A change in the song of the trees made him look up.
‘You did not need to come and look for me,’ he remarked as his son-in-law limped into the glade. ‘There is no prospect of a storm today.’
Legolas shrugged and sat down at the other end of elm, propping his stick up against a knot and lifting his leg to stretch it out along the wood.
‘And I doubt you have been cleared to walk this far yet, either.’
‘You can help me home, should it prove too much for me.’
Taryatur raised an eyebrow.
‘I wanted to see it in daylight,’ Legolas said. ‘Without a crowd looking anxiously in my direction to see how I was taking it.’
‘It looks so innocent,’ the Noldo commented.
‘It is all a matter of perspective.’ Legolas opened his hands as his atar-in-law looked at him. ‘Well, it is,’ he added defensively. ‘It is not as if any of them – the storm, the tree, the cave, the water … None of them acted in concert against us deliberately. It just happened.’

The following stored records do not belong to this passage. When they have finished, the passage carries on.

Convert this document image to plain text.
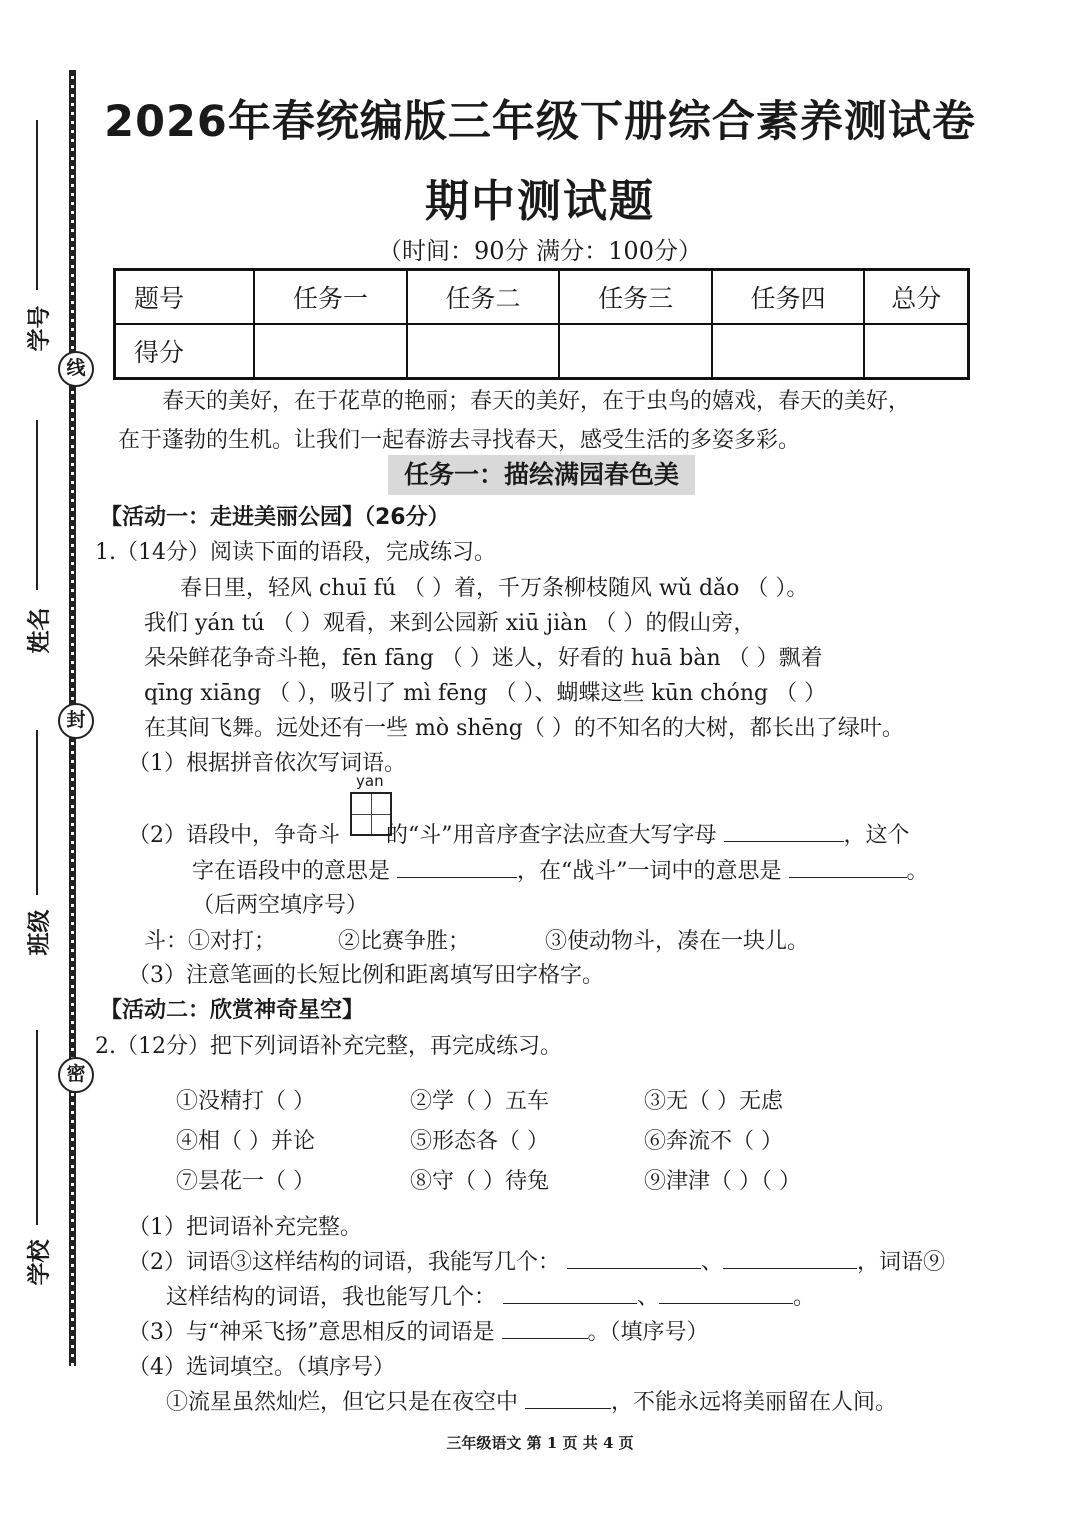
线
封
密
学号
姓名
班级
学校
2026年春统编版三年级下册综合素养测试卷
期中测试题
（时间：90分 满分：100分）
题号	任务一	任务二	任务三	任务四	总分
得分					
春天的美好，在于花草的艳丽；春天的美好，在于虫鸟的嬉戏，春天的美好，
在于蓬勃的生机。让我们一起春游去寻找春天，感受生活的多姿多彩。
任务一：描绘满园春色美
【活动一：走进美丽公园】（26分）
1.（14分）阅读下面的语段，完成练习。
春日里，轻风 chuī fú （ ）着，千万条柳枝随风 wǔ dǎo （ ）。
我们 yán tú （ ）观看，来到公园新 xiū jiàn （ ）的假山旁，
朵朵鲜花争奇斗艳，fēn fāng （ ）迷人，好看的 huā bàn （ ）飘着
qīng xiāng （ ），吸引了 mì fēng （ ）、蝴蝶这些 kūn chóng （ ）
在其间飞舞。远处还有一些 mò shēng（ ）的不知名的大树，都长出了绿叶。
（1）根据拼音依次写词语。
yan
（2）语段中，争奇斗 的“斗”用音序查字法应查大写字母	，这个
字在语段中的意思是	，在“战斗”一词中的意思是	。
（后两空填序号）
斗：①对打；	②比赛争胜；	③使动物斗，凑在一块儿。
（3）注意笔画的长短比例和距离填写田字格字。
【活动二：欣赏神奇星空】
2.（12分）把下列词语补充完整，再完成练习。
①没精打（ ）	②学（ ）五车	③无（ ）无虑
④相（ ）并论	⑤形态各（ ）	⑥奔流不（ ）
⑦昙花一（ ）	⑧守（ ）待兔	⑨津津（ ）（ ）
（1）把词语补充完整。
（2）词语③这样结构的词语，我能写几个：	、	，词语⑨
这样结构的词语，我也能写几个：	、	。
（3）与“神采飞扬”意思相反的词语是	。（填序号）
（4）选词填空。（填序号）
①流星虽然灿烂，但它只是在夜空中	，不能永远将美丽留在人间。
三年级语文 第 1 页 共 4 页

‘I suppose so.’ Taryatur had his doubts – very insubstantial ones, but doubts nonetheless. It seemed rather too remarkable that a series of unconnected disasters should thrust him into co-operation with his son-in-law – but he hoped he was too wary to ignore so definite a warning. ‘I have been thinking,’ he said.
Legolas’s silence invited him to continue.
‘Perhaps it is better to have some things in the open,’ he conceded. ‘Not that I intend to burden others with my memories …’ he looked at his daughter’s husband defiantly, ‘but a mutual understanding – seemed to help.’
‘When the storm clouds gather,’ the Wood elf said, ‘I am here. And I am not the only one who knows what you endure – who will understand without words.’
Taryatur answered only with a curt nod. The subject, he hoped the ellon realised, was closed. ‘When will you be considered well enough to take my son and grandsons off to the woods?’ he asked. ‘I am growing restless – and thinking of offering to accompany you.’
‘You would be most welcome,’ Legolas said cautiously. ‘I am sure Elerrina would be glad to have you there to keep an eye on us all – and it would give her a chance to catch up on all that has been happening in Tirion since she was last there.’
The life of the glade carried on around them as they sat in companionable silence and the soft afternoon created for them a different memory of the place. The shadows had lengthened and the light deepened to gold before finally Taryatur stood. ‘Come, my son,’ he said. ‘Let us go and reassure our family that we are all right.’
Legolas grasped the offered arm and pulled himself to his feet, wincing a little as he put his weight on his stiffened leg. He grabbed his stick, but did not reject his atar-in-law’s support, continuing his grip as he flexed the complaining thigh muscles. Finally he straightened up and they began their steady journey through the trees. ‘Yes,’ he said. ‘It has taken us a while to get there – but we are all right.’